It’s that time of year again! The shopping malls are filled with parents stocking up on things their kids will be needing this September. The excitement of the new school year, new friends, new teachers, and new subject matter are upon us as the summer is winding to a close. So, now is the time to focus on getting your child(ren) well rested so that their minds are prepared to absorb all the new information they’ll soon be learning. It’s really easy to allow a good sleep routine to slide in the summer due to longer daytime hours and vacation. So long as children are meeting their age specific sleep needs and are well rested, they are usually very flexible in managing a change with regard to things like later bedtimes on special occasions or during travel. Here are your back to school sleep tips for a well rested and ready to learn brain:
- Dial back bedtime. If you know that your child has been going to bed later than he should be for his age, then it’s time to start making bedtime a little earlier each day to get it back to being within a reasonable age appropriate time. Click here for a link to the National Sleep Foundation’s recommendations on age specific sleep requirements. Generally, school aged children (6-13 years) should be getting approximately 9-11 hours of sleep overnight, which makes ideal bedtime anytime between 7:00 – 9:00 pm. Teenagers, aged 14-17, should get about 8-10 hrs. If you know that your child has been going to bed later than he/she should for his/her age, then it’s certainly time to get them back on track.
- Keep a consistent sleep schedule. For most kids going to school for the first time, they may be used to a daytime nap, and will no longer have the opportunity to do so. This may mean that in order to compensate for that amount of sleep, you may have to encourage an earlier bedtime. “Catching up” on the weekend is not recommended to be a long term solution, although that doesn’t mean that sleeping in on the weekend is a bad thing. However, if you notice that your child wants to stay in bed all day long on weekends, it’s a good indication that your child isn’t getting his/her fill of restorative sleep and would benefit from an earlier bedtime on a regular basis.
- Create a reliable bedtime routine. Just as you did for your baby, your older school aged child or teenager still benefits from a nightly bedtime routine. As kids age, this routine will evolve. However, it’s really beneficial for younger kids in particular to keep a night-time ritual that involves story telling to help their body prepare for sleep. It’s also a great way to stay connected with your child and learn about what the greatest or most challenging parts of their day were if there wasn’t enough time over dinner.

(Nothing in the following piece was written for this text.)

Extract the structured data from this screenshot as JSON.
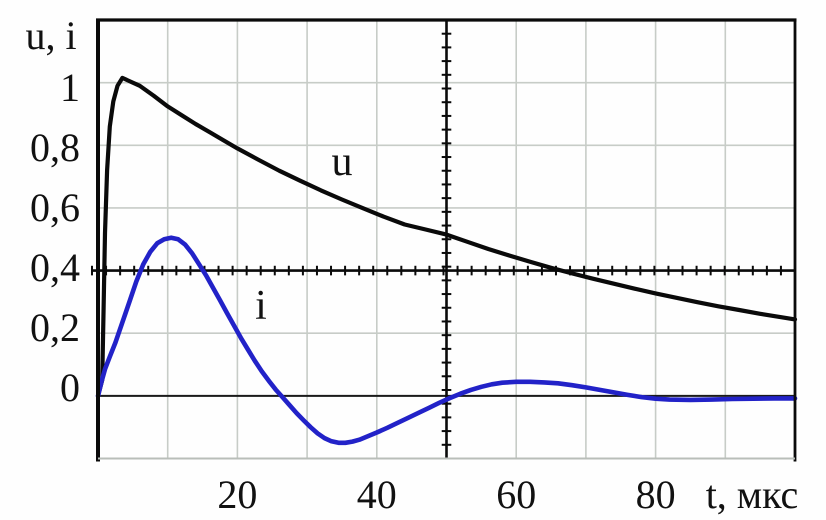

- Limit “screen time” and blue light exposure before bedtime. While you will hear many recommendations about creating a relaxing bedtime routine, sitting on the couch or bed watching TV or playing with video games or other electronics is not recommended as a “relaxing” technique before bedtime. Exposure to blue light inhibits the natural production of melatonin, which begins signaling the body to prepare for sleep. Blue light is emitted from all electronic screens, so limit exposure as you are helping your child(ren) prepare themselves for sleep. Remember to also set a good example. Put you own smartphone away during the bedtime routine. If your child requests a night light, avoid those that are blue. Try to find one that is amber coloured or in the red spectrum.
- Avoid sugar and caffeine before bedtime. For obvious reasons, it’s not recommended to have a lot of sugary treats or caffeinated drinks before bedtime. Caffeine within 6 hrs of bedtime can interfere with normal biological and sleep patterns.
- CONSISTENCY, CONSISTENCY, and CONSISTENCY. Remember it may take as little as 3 days to make a change, but typically about 3 weeks to make a habit. The sooner your children’s sleep gets back on track the better prepared they’ll be to take on the world!